Aceitar a oportunidade como uma causa da criminalidade também abre um novo ponto de vista
das políticas de prevenção do crime centradas na redução das oportunidades. Estas políticas não
meramente complementam os esforços existentes para diminuir a propensão individual para cometer
crimes, através de programas sociais e comunitários ou a ameaça provocada pelas sanções penais. Pelo
contrário, as políticas mais recentes operam em condições muito mais próximas do evento criminal e,
portanto, têm chance muito maiores de reduzir o crime no curto prazo. Essa promessa se tornou mais
segura à luz dos resultados das pesquisas recentes sobre o deslocamento e difusão.

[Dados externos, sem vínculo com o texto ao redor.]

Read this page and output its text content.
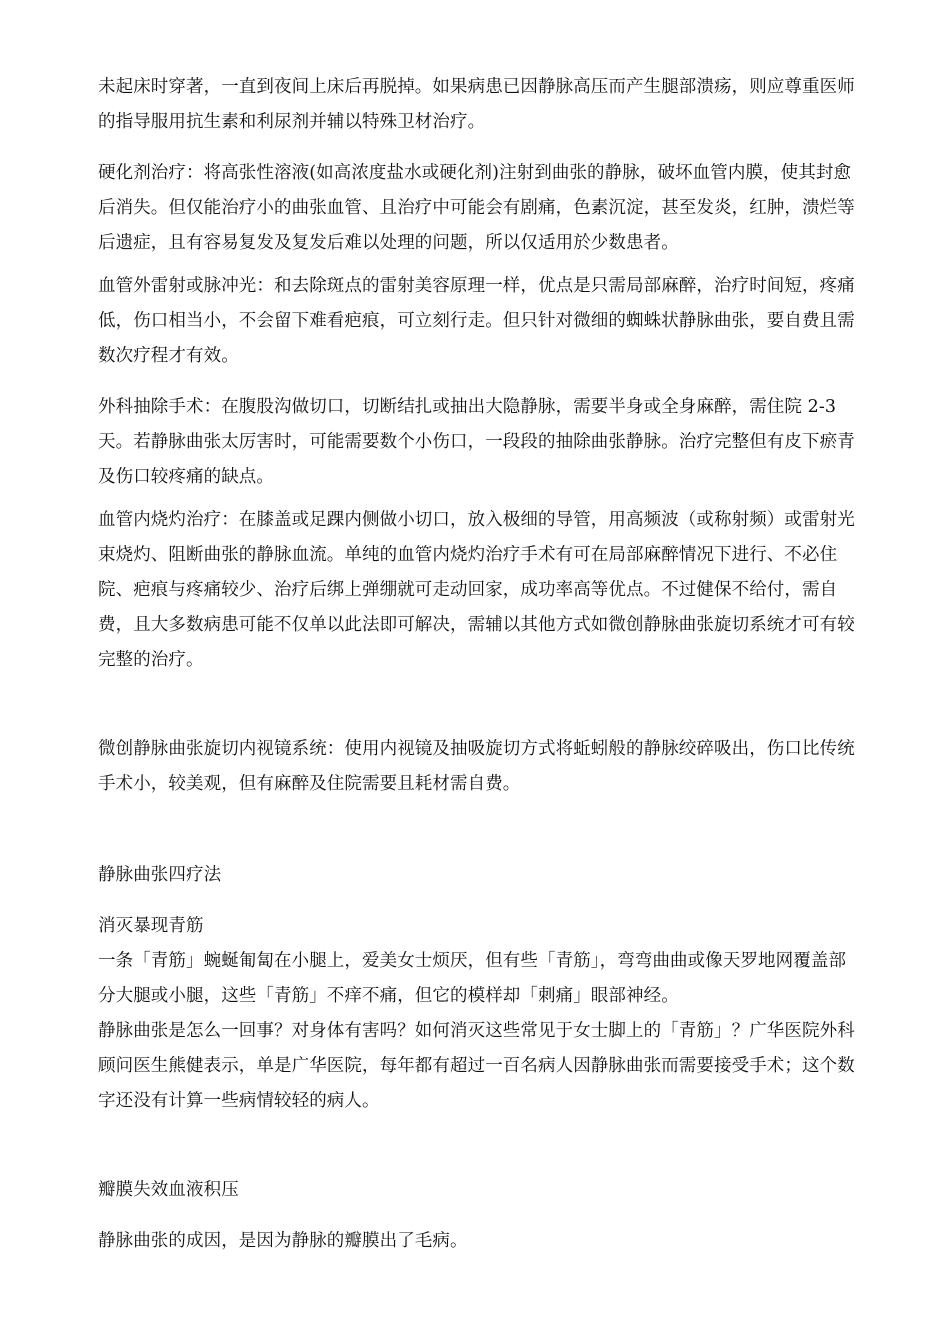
未起床时穿著，一直到夜间上床后再脱掉。如果病患已因静脉高压而产生腿部溃疡，则应尊重医师的指导服用抗生素和利尿剂并辅以特殊卫材治疗。

硬化剂治疗：将高张性溶液(如高浓度盐水或硬化剂)注射到曲张的静脉，破坏血管内膜，使其封愈后消失。但仅能治疗小的曲张血管、且治疗中可能会有剧痛，色素沉淀，甚至发炎，红肿，溃烂等后遗症，且有容易复发及复发后难以处理的问题，所以仅适用於少数患者。

血管外雷射或脉冲光：和去除斑点的雷射美容原理一样，优点是只需局部麻醉，治疗时间短，疼痛低，伤口相当小，不会留下难看疤痕，可立刻行走。但只针对微细的蜘蛛状静脉曲张，要自费且需数次疗程才有效。

外科抽除手术：在腹股沟做切口，切断结扎或抽出大隐静脉，需要半身或全身麻醉，需住院 2-3 天。若静脉曲张太厉害时，可能需要数个小伤口，一段段的抽除曲张静脉。治疗完整但有皮下瘀青及伤口较疼痛的缺点。

血管内烧灼治疗：在膝盖或足踝内侧做小切口，放入极细的导管，用高频波（或称射频）或雷射光束烧灼、阻断曲张的静脉血流。单纯的血管内烧灼治疗手术有可在局部麻醉情况下进行、不必住院、疤痕与疼痛较少、治疗后绑上弹绷就可走动回家，成功率高等优点。不过健保不给付，需自费，且大多数病患可能不仅单以此法即可解决，需辅以其他方式如微创静脉曲张旋切系统才可有较完整的治疗。

微创静脉曲张旋切内视镜系统：使用内视镜及抽吸旋切方式将蚯蚓般的静脉绞碎吸出，伤口比传统手术小，较美观，但有麻醉及住院需要且耗材需自费。

静脉曲张四疗法

消灭暴现青筋

一条「青筋」蜿蜒匍匐在小腿上，爱美女士烦厌，但有些「青筋」，弯弯曲曲或像天罗地网覆盖部分大腿或小腿，这些「青筋」不痒不痛，但它的模样却「刺痛」眼部神经。

静脉曲张是怎么一回事？对身体有害吗？如何消灭这些常见于女士脚上的「青筋」？广华医院外科顾问医生熊健表示，单是广华医院，每年都有超过一百名病人因静脉曲张而需要接受手术；这个数字还没有计算一些病情较轻的病人。

瓣膜失效血液积压

静脉曲张的成因，是因为静脉的瓣膜出了毛病。
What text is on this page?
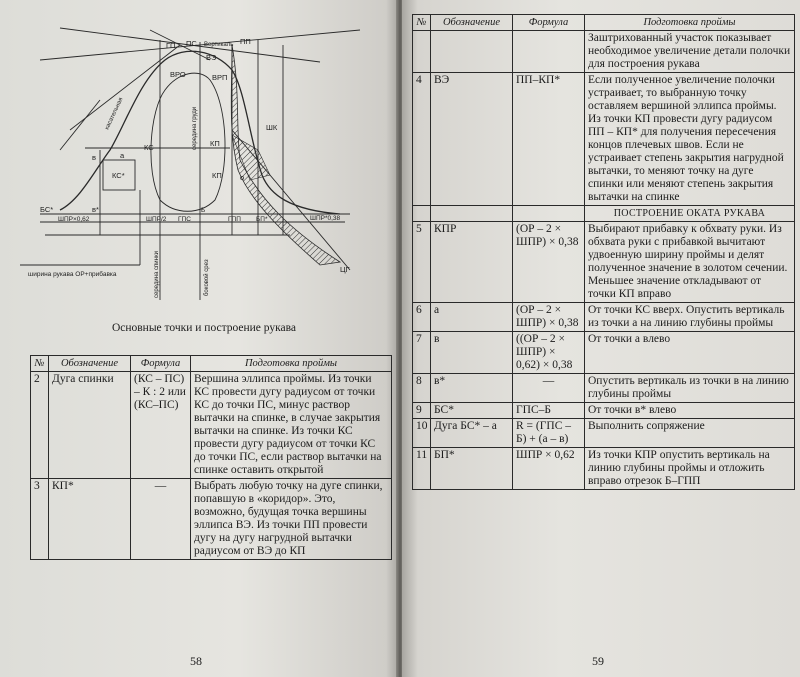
ГП ПС Вертикаль ПП
ВЭ
ВРО	ВРП
ШК
КС	КП
КП
КС*
а
в
о
в*
БС*
ШПР×0,62	ШПР/2 ГПС
Б
ГПП БП*	ШПР*0,38
ЦГ
середина груди
середина спинки	боковой срез
ширина рукава ОР+прибавка
касательная
Основные точки и построение рукава
№	Обозначение	Формула	Подготовка проймы
2	Дуга спинки	(КС – ПС) – К : 2 или (КС–ПС)	Вершина эллипса проймы. Из точки КС провести дугу радиусом от точки КС до точки ПС, минус раствор вытачки на спинке, в случае закрытия вытачки на спинке. Из точки КС провести дугу радиусом от точки КС до точки ПС, если раствор вытачки на спинке оставить открытой
3	КП*	—	Выбрать любую точку на дуге спинки, попавшую в «коридор». Это, возможно, будущая точка вершины эллипса ВЭ. Из точки ПП провести дугу на дугу нагрудной вытачки радиусом от ВЭ до КП
58
№	Обозначение	Формула	Подготовка проймы
			Заштрихованный участок показывает необходимое увеличение детали полочки для построения рукава
4	ВЭ	ПП–КП*	Если полученное увеличение полочки устраивает, то выбранную точку оставляем вершиной эллипса проймы. Из точки КП провести дугу радиусом ПП – КП* для получения пересечения концов плечевых швов. Если не устраивает степень закрытия нагрудной вытачки, то меняют точку на дуге спинки или меняют степень закрытия вытачки на спинке
			ПОСТРОЕНИЕ ОКАТА РУКАВА
5	КПР	(ОР – 2 × ШПР) × 0,38	Выбирают прибавку к обхвату руки. Из обхвата руки с прибавкой вычитают удвоенную ширину проймы и делят полученное значение в золотом сечении. Меньшее значение откладывают от точки КП вправо
6	а	(ОР – 2 × ШПР) × 0,38	От точки КС вверх. Опустить вертикаль из точки а на линию глубины проймы
7	в	((ОР – 2 × ШПР) × 0,62) × 0,38	От точки а влево
8	в*	—	Опустить вертикаль из точки в на линию глубины проймы
9	БС*	ГПС–Б	От точки в* влево
10	Дуга БС* – а	R = (ГПС – Б) + (а – в)	Выполнить сопряжение
11	БП*	ШПР × 0,62	Из точки КПР опустить вертикаль на линию глубины проймы и отложить вправо отрезок Б–ГПП
59
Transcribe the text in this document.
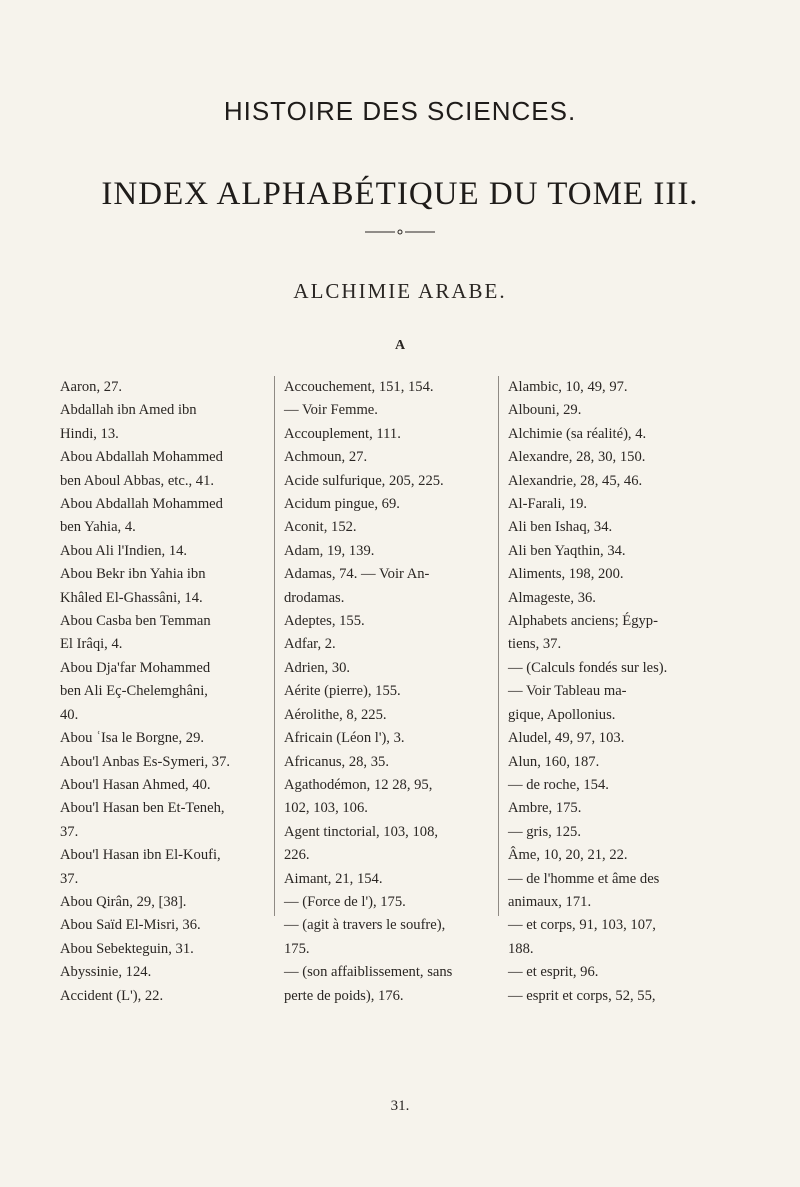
HISTOIRE DES SCIENCES.
INDEX ALPHABÉTIQUE DU TOME III.
ALCHIMIE ARABE.
A
Aaron, 27.
Abdallah ibn Amed ibn
Hindi, 13.
Abou Abdallah Mohammed
ben Aboul Abbas, etc., 41.
Abou Abdallah Mohammed
ben Yahia, 4.
Abou Ali l'Indien, 14.
Abou Bekr ibn Yahia ibn
Khâled El-Ghassâni, 14.
Abou Casba ben Temman
El Irâqi, 4.
Abou Dja'far Mohammed
ben Ali Eç-Chelemghâni,
40.
Abou ʿIsa le Borgne, 29.
Abou'l Anbas Es-Symeri, 37.
Abou'l Hasan Ahmed, 40.
Abou'l Hasan ben Et-Teneh,
37.
Abou'l Hasan ibn El-Koufi,
37.
Abou Qirân, 29, [38].
Abou Saïd El-Misri, 36.
Abou Sebekteguin, 31.
Abyssinie, 124.
Accident (L'), 22.
Accouchement, 151, 154.
— Voir Femme.
Accouplement, 111.
Achmoun, 27.
Acide sulfurique, 205, 225.
Acidum pingue, 69.
Aconit, 152.
Adam, 19, 139.
Adamas, 74. — Voir An-
drodamas.
Adeptes, 155.
Adfar, 2.
Adrien, 30.
Aérite (pierre), 155.
Aérolithe, 8, 225.
Africain (Léon l'), 3.
Africanus, 28, 35.
Agathodémon, 12 28, 95,
102, 103, 106.
Agent tinctorial, 103, 108,
226.
Aimant, 21, 154.
— (Force de l'), 175.
— (agit à travers le soufre),
175.
— (son affaiblissement, sans
perte de poids), 176.
Alambic, 10, 49, 97.
Albouni, 29.
Alchimie (sa réalité), 4.
Alexandre, 28, 30, 150.
Alexandrie, 28, 45, 46.
Al-Farali, 19.
Ali ben Ishaq, 34.
Ali ben Yaqthin, 34.
Aliments, 198, 200.
Almageste, 36.
Alphabets anciens; Égyp-
tiens, 37.
— (Calculs fondés sur les).
— Voir Tableau ma-
gique, Apollonius.
Aludel, 49, 97, 103.
Alun, 160, 187.
— de roche, 154.
Ambre, 175.
— gris, 125.
Âme, 10, 20, 21, 22.
— de l'homme et âme des
animaux, 171.
— et corps, 91, 103, 107,
188.
— et esprit, 96.
— esprit et corps, 52, 55,
31.
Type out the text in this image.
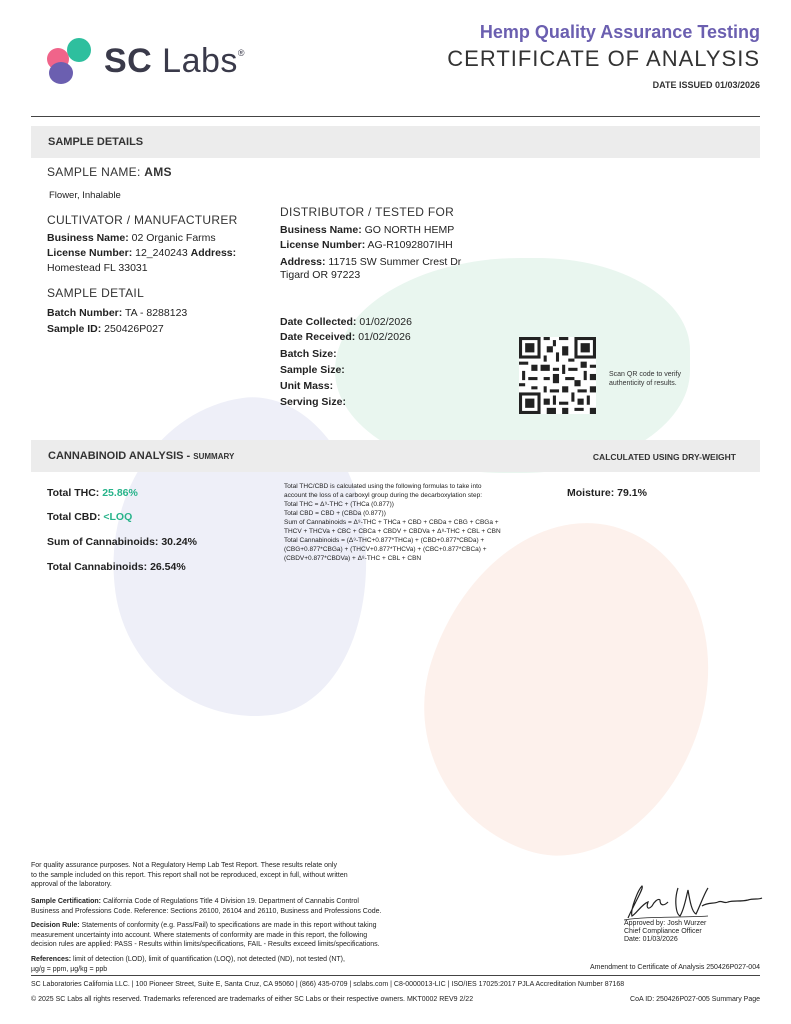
SC Labs®
Hemp Quality Assurance Testing
CERTIFICATE OF ANALYSIS
DATE ISSUED 01/03/2026
SAMPLE DETAILS
SAMPLE NAME: AMS
Flower, Inhalable
CULTIVATOR / MANUFACTURER
Business Name: 02 Organic Farms
License Number: 12_240243 Address:
Homestead FL 33031
SAMPLE DETAIL
Batch Number: TA - 8288123
Sample ID: 250426P027
DISTRIBUTOR / TESTED FOR
Business Name: GO NORTH HEMP
License Number: AG-R1092807IHH
Address: 11715 SW Summer Crest Dr
Tigard OR 97223
Date Collected: 01/02/2026
Date Received: 01/02/2026
Batch Size:
Sample Size:
Unit Mass:
Serving Size:
Scan QR code to verify authenticity of results.
CANNABINOID ANALYSIS - SUMMARY	CALCULATED USING DRY-WEIGHT
Total THC: 25.86%
Total CBD: <LOQ
Sum of Cannabinoids: 30.24%
Total Cannabinoids: 26.54%
Total THC/CBD is calculated using the following formulas to take into
account the loss of a carboxyl group during the decarboxylation step:
Total THC = Δ⁹-THC + (THCa (0.877))
Total CBD = CBD + (CBDa (0.877))
Sum of Cannabinoids = Δ⁹-THC + THCa + CBD + CBDa + CBG + CBGa +
THCV + THCVa + CBC + CBCa + CBDV + CBDVa + Δ⁸-THC + CBL + CBN
Total Cannabinoids = (Δ⁹-THC+0.877*THCa) + (CBD+0.877*CBDa) +
(CBG+0.877*CBGa) + (THCV+0.877*THCVa) + (CBC+0.877*CBCa) +
(CBDV+0.877*CBDVa) + Δ⁸-THC + CBL + CBN
Moisture: 79.1%
For quality assurance purposes. Not a Regulatory Hemp Lab Test Report. These results relate only
to the sample included on this report. This report shall not be reproduced, except in full, without written
approval of the laboratory.
Sample Certification: California Code of Regulations Title 4 Division 19. Department of Cannabis Control
Business and Professions Code. Reference: Sections 26100, 26104 and 26110, Business and Professions Code.
Decision Rule: Statements of conformity (e.g. Pass/Fail) to specifications are made in this report without taking
measurement uncertainty into account. Where statements of conformity are made in this report, the following
decision rules are applied: PASS - Results within limits/specifications, FAIL - Results exceed limits/specifications.
References: limit of detection (LOD), limit of quantification (LOQ), not detected (ND), not tested (NT),
µg/g = ppm, µg/kg = ppb
Approved by: Josh Wurzer
Chief Compliance Officer
Date: 01/03/2026
Amendment to Certificate of Analysis 250426P027-004
SC Laboratories California LLC. | 100 Pioneer Street, Suite E, Santa Cruz, CA 95060 | (866) 435-0709 | sclabs.com | C8-0000013-LIC | ISO/IES 17025:2017 PJLA Accreditation Number 87168
© 2025 SC Labs all rights reserved. Trademarks referenced are trademarks of either SC Labs or their respective owners. MKT0002 REV9 2/22	CoA ID: 250426P027-005 Summary Page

O deslocamento
raramente, se alguma vez, causa a perda de todos os ganhos das medidas focadas de redução das
oportunidades. A difusão dos benefícios do crime, por vezes, resulta em sua redução para além do foco de
tais medidas. Em outras palavras, aceitar que a oportunidade é uma das causas da criminalidade, de igual
importância que as variáveis pessoais e sociais, que são geralmente consideradas como causas, resulta em
uma criminologia que não só é mais completa na sua teorização, mas também mais relevante para a política
pública e a prática. Isso significa também que muito trabalho de prevenção empreendido pela polícia, pela
segurança privada e pessoal-negocial na redução das oportunidades da criminalidade lida total e
diretamente com as causas básicas do crime.